Mr. Saxbe took the helm of the Justice Department as the administration of President Richard M. Nixon was beginning to crumble under allegations that the White House was involved in covering up a break-in at the Watergate office complex, where the Democratic National Committee was headquartered.

Two of Nixon's previous attorneys general, John Mitchell and Richard Kleindienst, had been implicated in the Watergate affair. The third, Elliot Richardson, resigned rather than obey orders to fire Archibald Cox, the hard-charging special prosecutor assigned to the Watergate case.

Mr. Saxbe, a tobacco-chewing cattle rancher with a penchant for candor, was not an obvious choice as a replacement. He had taken frequent shots at the administration, once saying that Nixon's claims that he knew nothing of the Watergate coverup were like "the man who plays piano at a bawdy house for 20 years and says he doesn't know what's going on upstairs."

Mr.

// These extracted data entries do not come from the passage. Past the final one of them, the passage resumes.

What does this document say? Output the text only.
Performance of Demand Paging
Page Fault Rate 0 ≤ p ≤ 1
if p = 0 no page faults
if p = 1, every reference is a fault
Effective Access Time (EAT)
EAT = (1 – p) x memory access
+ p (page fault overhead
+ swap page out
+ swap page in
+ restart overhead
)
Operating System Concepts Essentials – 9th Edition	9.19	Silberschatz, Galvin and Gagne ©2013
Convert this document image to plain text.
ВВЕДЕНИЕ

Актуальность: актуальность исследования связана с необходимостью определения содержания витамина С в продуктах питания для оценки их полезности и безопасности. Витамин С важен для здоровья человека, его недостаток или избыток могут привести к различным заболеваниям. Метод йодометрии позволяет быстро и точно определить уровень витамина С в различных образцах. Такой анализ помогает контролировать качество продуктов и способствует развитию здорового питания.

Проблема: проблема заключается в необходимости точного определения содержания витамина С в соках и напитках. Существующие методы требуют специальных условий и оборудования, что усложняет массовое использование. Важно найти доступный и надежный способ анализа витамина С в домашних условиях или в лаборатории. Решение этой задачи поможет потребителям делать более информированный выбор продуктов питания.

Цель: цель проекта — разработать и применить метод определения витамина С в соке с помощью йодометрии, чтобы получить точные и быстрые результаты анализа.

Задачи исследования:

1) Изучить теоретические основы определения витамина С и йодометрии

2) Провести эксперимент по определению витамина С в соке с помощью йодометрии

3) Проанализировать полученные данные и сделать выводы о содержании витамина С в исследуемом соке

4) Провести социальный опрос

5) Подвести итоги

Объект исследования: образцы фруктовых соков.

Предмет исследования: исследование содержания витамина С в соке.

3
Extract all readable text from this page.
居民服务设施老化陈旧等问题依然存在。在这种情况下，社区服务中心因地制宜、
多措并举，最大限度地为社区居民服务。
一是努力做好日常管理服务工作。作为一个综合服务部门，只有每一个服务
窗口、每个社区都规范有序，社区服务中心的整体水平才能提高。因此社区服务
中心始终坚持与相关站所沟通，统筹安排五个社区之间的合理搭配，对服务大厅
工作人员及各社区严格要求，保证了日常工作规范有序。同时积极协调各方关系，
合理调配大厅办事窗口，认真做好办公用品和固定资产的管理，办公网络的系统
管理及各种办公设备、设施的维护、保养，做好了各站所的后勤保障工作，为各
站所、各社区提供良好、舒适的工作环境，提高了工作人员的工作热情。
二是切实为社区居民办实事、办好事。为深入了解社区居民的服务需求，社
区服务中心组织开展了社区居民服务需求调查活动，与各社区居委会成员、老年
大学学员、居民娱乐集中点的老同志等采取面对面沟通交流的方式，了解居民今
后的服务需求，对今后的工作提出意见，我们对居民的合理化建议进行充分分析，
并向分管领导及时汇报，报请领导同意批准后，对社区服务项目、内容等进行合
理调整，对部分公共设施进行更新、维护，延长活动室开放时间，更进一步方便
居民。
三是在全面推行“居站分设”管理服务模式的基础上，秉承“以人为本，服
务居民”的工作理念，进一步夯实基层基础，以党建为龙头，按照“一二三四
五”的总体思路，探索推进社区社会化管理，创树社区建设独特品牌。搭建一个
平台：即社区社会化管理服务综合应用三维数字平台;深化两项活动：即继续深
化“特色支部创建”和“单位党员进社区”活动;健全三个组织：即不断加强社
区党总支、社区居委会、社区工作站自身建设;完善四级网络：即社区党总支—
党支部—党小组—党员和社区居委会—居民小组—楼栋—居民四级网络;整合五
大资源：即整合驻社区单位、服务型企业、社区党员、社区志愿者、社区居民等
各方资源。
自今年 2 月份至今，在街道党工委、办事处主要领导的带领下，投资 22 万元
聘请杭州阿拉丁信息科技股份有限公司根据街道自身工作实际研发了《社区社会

Saxbe also called Nixon aides H.R. Haldeman and John Ehrlichman "Nazis," and he said the Nixon administration was "the most inept" in history.

Mr. Saxbe's willingness to criticize the Republican president made him a safe choice, likely to win approval in the Democrat-controlled Senate. He was confirmed in December 1973 after warning Nixon: "You have to take me warts and all."

As attorney general, Mr. Saxbe was known as a hands-off manager with a habit of leaving the office at 5 p.m. sharp and an abiding affection for golf. His habits drew criticism, to which Mr. Saxbe replied: "When I see a guy working all night, I see a guy who can't get his work done."

Communication gaffes

Mr. Saxbe invited the press to informal weekly meetings featuring coffee, doughnuts and a steady stream of foot-in-mouth moments.

At one meeting, Mr. Saxbe offended the powerful family of Patty Hearst when he said that the young socialite, who had been kidnapped by the Symbionese Liberation Army and was then photographed taking part in a robbery with SLA members, was a "common criminal."

Another time, he declared that during the 1950s, "the Jewish intellectual" was "very enamored of the Communist Party."

As journalists sought Mr. Saxbe's next quotable stumble, it was not long before the meetings were canceled.

Mr. Saxbe was lauded, however, for bringing greater independence to the Justice Department and for helping maintain the integrity of the Watergate investigation. Over the objection of Nixon administration officials, he published a report on impeachment and ruled that in a Senate trial, the president would have to pay his own legal fees.